MARK CAVENDISH is an example of many professional cyclists who, under the pressure of having to win, reach or exceed the limits of their psychological resilience. The Briton is one of the biggest names in cycling. He won several stages in the Tour de France and the Giro d'Italia. He is one of the few names that means something to a wider public beyond cycling fans. In 2020, he revealed that he has mental problems as well as physical ones. "It wasn't just my physical health that took a hit in the last few years. I've been battling depression pretty hard during that time," the now 37-year-old told British newspaper The Times. Cavendish got back up, however, and this year at the Tour he even took his 34th stage win and is now on a par with the legend Eddy Merckx. But more tests await Cavendish - after the end of his career, a number of professional cyclists fell into psychological problems, conspicuous by drug or alcohol abuse. Former Tour winner Jan Ullrich, for example, who was responsible for one of the biggest doping scandals, fell into a burnout.

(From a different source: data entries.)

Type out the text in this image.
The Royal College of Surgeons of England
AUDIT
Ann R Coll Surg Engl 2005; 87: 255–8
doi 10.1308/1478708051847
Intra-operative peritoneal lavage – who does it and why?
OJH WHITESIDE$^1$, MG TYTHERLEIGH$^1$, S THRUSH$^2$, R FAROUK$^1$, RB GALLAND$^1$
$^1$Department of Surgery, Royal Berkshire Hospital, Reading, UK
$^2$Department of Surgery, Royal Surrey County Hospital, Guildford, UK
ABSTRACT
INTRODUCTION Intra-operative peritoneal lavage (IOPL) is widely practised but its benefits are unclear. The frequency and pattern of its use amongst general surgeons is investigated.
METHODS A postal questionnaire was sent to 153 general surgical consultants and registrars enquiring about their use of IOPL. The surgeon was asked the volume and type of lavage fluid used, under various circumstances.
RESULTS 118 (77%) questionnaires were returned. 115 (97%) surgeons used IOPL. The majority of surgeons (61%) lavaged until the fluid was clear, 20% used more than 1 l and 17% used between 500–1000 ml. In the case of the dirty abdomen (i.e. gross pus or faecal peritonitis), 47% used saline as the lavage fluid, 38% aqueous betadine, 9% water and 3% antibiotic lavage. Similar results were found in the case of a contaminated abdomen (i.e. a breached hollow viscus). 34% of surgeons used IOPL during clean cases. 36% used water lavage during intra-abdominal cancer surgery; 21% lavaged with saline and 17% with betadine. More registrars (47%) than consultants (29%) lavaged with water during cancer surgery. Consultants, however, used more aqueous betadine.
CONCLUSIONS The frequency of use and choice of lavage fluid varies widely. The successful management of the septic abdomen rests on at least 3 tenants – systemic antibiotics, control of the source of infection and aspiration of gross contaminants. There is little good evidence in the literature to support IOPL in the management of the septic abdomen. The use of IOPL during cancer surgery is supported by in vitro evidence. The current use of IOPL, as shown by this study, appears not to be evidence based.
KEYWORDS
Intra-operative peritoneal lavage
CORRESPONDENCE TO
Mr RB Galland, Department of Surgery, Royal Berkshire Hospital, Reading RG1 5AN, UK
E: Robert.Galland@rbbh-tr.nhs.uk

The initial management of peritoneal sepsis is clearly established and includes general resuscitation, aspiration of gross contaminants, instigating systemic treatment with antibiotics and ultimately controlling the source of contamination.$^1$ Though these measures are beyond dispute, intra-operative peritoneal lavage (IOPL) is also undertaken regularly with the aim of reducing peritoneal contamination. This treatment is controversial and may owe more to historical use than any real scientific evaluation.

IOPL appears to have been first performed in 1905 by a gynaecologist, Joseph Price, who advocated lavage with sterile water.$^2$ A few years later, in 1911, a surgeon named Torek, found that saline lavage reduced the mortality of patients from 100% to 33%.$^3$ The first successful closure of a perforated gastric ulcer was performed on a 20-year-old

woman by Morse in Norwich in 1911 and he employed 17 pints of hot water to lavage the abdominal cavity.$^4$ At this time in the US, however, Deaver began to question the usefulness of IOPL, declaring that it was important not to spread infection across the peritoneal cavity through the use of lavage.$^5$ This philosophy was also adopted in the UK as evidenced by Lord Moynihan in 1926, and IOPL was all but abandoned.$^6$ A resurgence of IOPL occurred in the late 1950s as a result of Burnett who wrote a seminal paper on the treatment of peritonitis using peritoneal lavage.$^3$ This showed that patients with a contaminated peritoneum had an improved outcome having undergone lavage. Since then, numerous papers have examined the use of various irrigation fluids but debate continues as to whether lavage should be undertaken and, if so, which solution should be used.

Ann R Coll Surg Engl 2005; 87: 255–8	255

PER MERTESACKER is probably the most prominent German footballer who made public the psychological problems that followed the pressure to perform. Shortly after his career ended, the 2014 World Cup winner told "Der Spiegel" in 2018 about how the pressure to perform literally hit him in the stomach. He had reacted before every game with nausea and diarrhea - "as if what comes next, symbolically speaking, is simply to vomit". He had been aware of his privileges. But "at some point you realize that everything is a burden, physically and mentally. That it's zero fun anymore, but that you have to deliver, no ifs, ands or buts." He didn't see injuries that forced him to sit out as drama, but as relief. "Because it's the only way to get a legitimate timeout, to be out of the grind," said the former Werder Bremen and Arsenal London defender.